Binding experiments were performed in 20 mM HEPES–NaOH, 150 mM NaCl, pH 7.4 (HBS) containing 0.01% Tween-20, 10 mM CaCl2, and 10 µM ZnCl2 at a flow rate of 20 µl/min at 25 °C. Increasing concentrations of analyte, 0–7 µM (unless otherwise specified), containing 5 mM AEBSF (Sigma-Aldrich: 30827-99-7) and 10 µM VFKck (Sigma-Aldrich: 627624), were injected for 60 s (association), followed by running buffer alone for 300 s (dissociation). Flow cells were regenerated with 0.5 M NaCl for 60 s. Sensorgrams were analyzed with BIAcore T200 evaluation software (v 1.0) and equilibrium binding values were transferred to GraphPad Prism (v. 6), whereby dissociation constants were determined from the non-linear regression fit of a one-site binding model. This model uses the equation y = Bmax (x/KD + x), where y is the total binding, x is the concentration of ligand, Bmax is the maximum specific binding, KD is the equilibrium dissociation constant which is the concentration of ligand at half-maximum binding at equilibrium.

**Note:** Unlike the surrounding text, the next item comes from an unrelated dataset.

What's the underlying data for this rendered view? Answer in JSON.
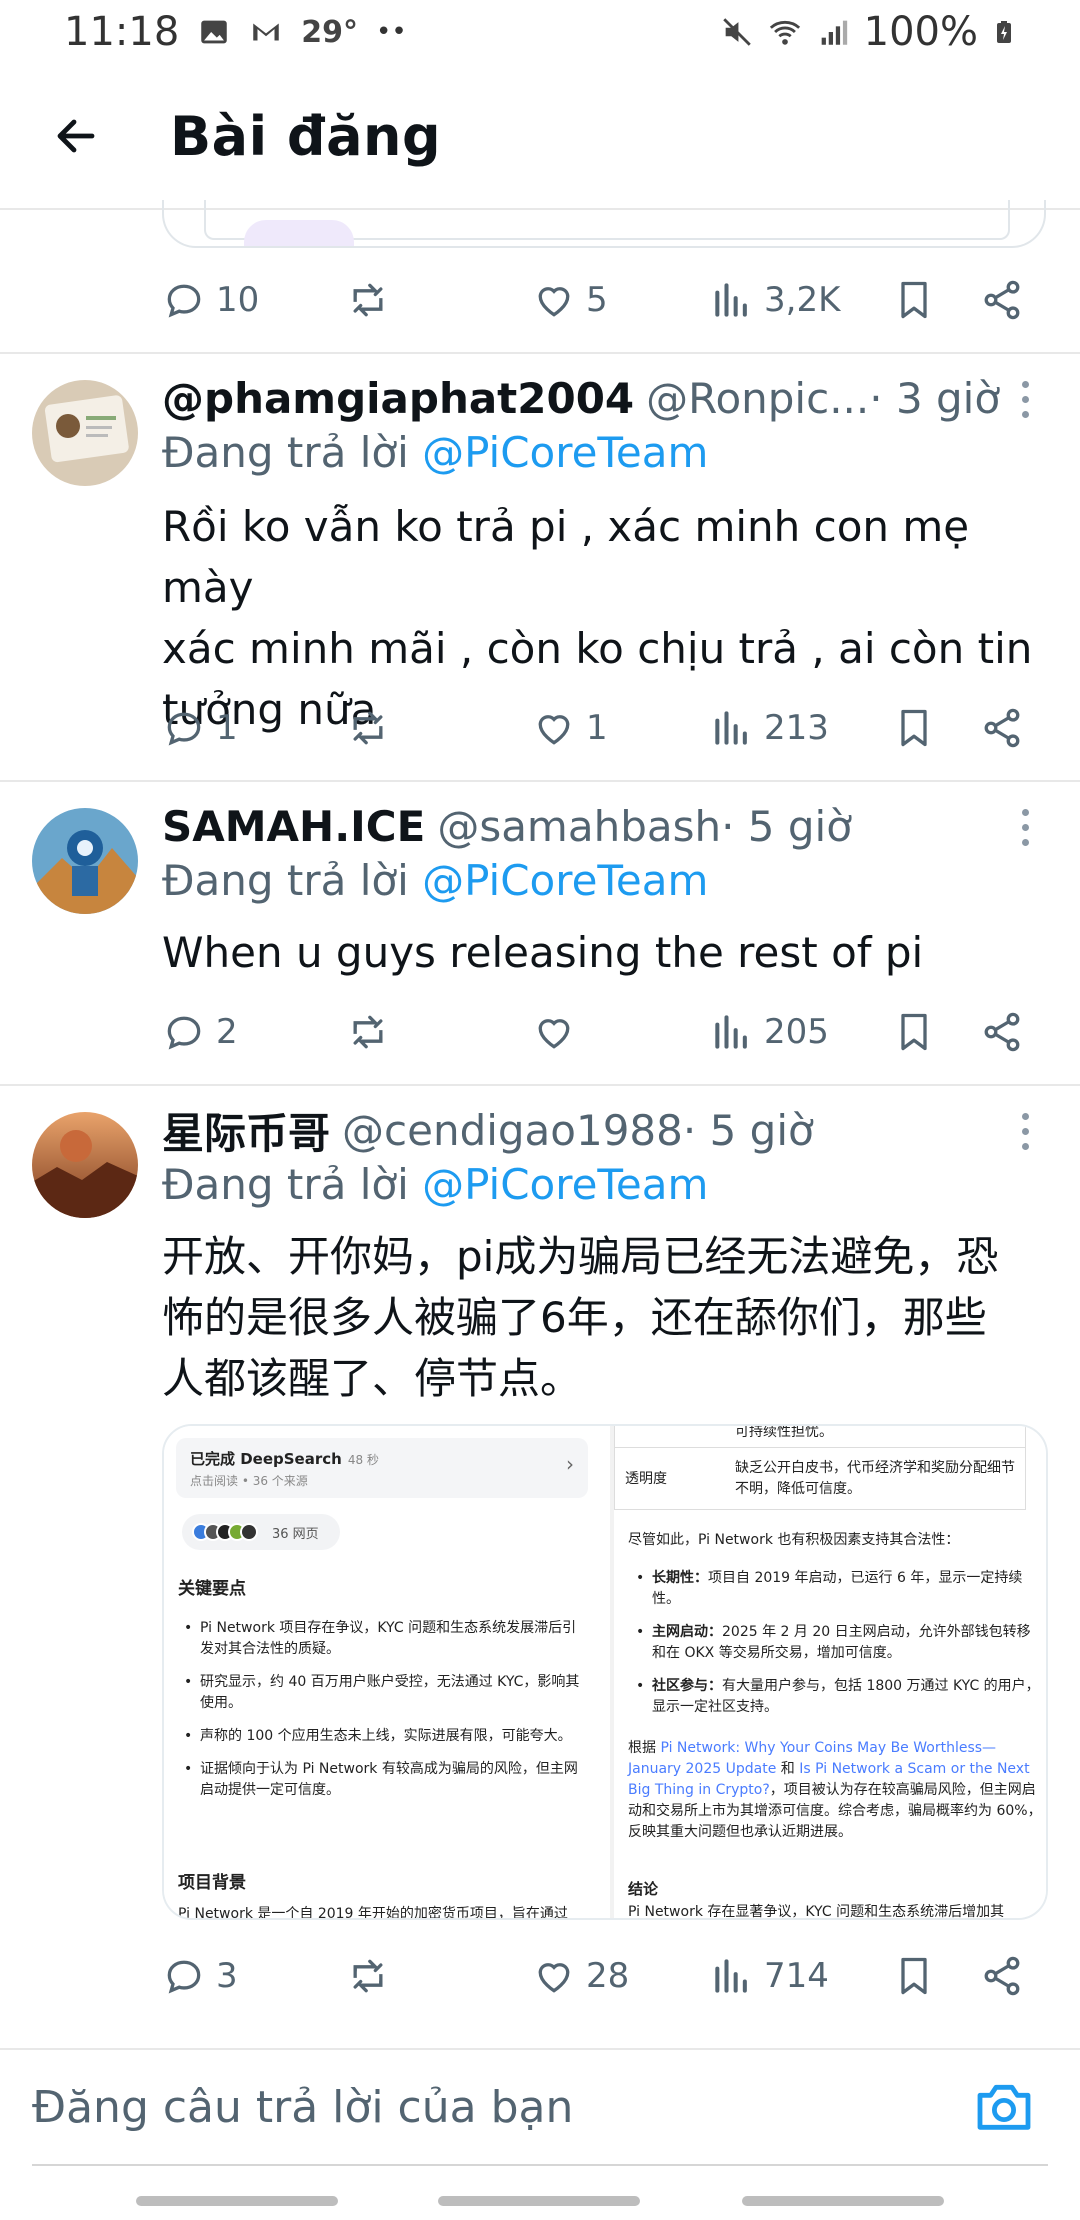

Competition binding experiments were performed under the same conditions. The analytes, 2 µM Lys-Pg, Glu-Pg, or apo(a), containing 5 mM AEBSF, 10 µM VFKck, and varying concentrations of 0–5 mM ε-aminocaproic acid (EACA) (Sigma-Aldrich: 60-32-2) or tranexamic acid (TXA) (Sigma-Aldrich: 1197-18-8) were injected. IC50 (concentration of inhibitor that gives 50% binding of analyte) constants were determined from non-linear regression fit of a “[inhibitor] vs normalized response—variable slope” model. This model uses the equation y = Bottom + (Top − Bottom)/(1 + (IC50/X)SlopeFactor), where y is the normalized total binding (to 100%), x is the concentration of inhibitor, IC50 is the concentration of inhibitor at half binding of analyte at half-maximum binding at equilibrium, SlopeFactor is the steepness of the curve (-1 is standard), and Top and Bottom are plateaus in the units of Y axis, where Bottom is forced to value of 0.

ADAMTS13 cleavage assay

In-vitro proteolysis reactions of ADAMTS13 occurred at a volume of 100 µL using full length-ADAMTS13 (R&D Systems: 6156-AD-020) in ADAMTS13 reaction buffer (20 mM Tris–HCl, 150 mM NaCl, 10 mM CaCl2, 10 μM ZnCl2, 0.05% Tween-20, pH 7.4). ADAMTS13, at 100 nM, was incubated for varying lengths of time (0–3 h) with 10 nM plasmin (#HCPM-0140, Prolytix, Essex Junction, VT), at 37 °C. Reactions occurred without TXA, or after pre-incubation of plasmin with 5mM TXA for 5 min. Reactions were stopped using SDS-loading dye and separated via 4–20% polyacrylamide SDS-PAGE under reducing conditions. SDS-PAGE gels were analyzed through a western blot using polyclonal anti-ADAMTS13 antibody (Abcam: ab28274) and goat anti-rabbit HRP-conjugated antibody (Bir-Rad: 1706515). Imaging was performed on the ChemiDoc Imager System (Bio-Rad), and densitometric analysis of western blots was performed using the Image Lab Software (Bio-Rad, version 5.2.1).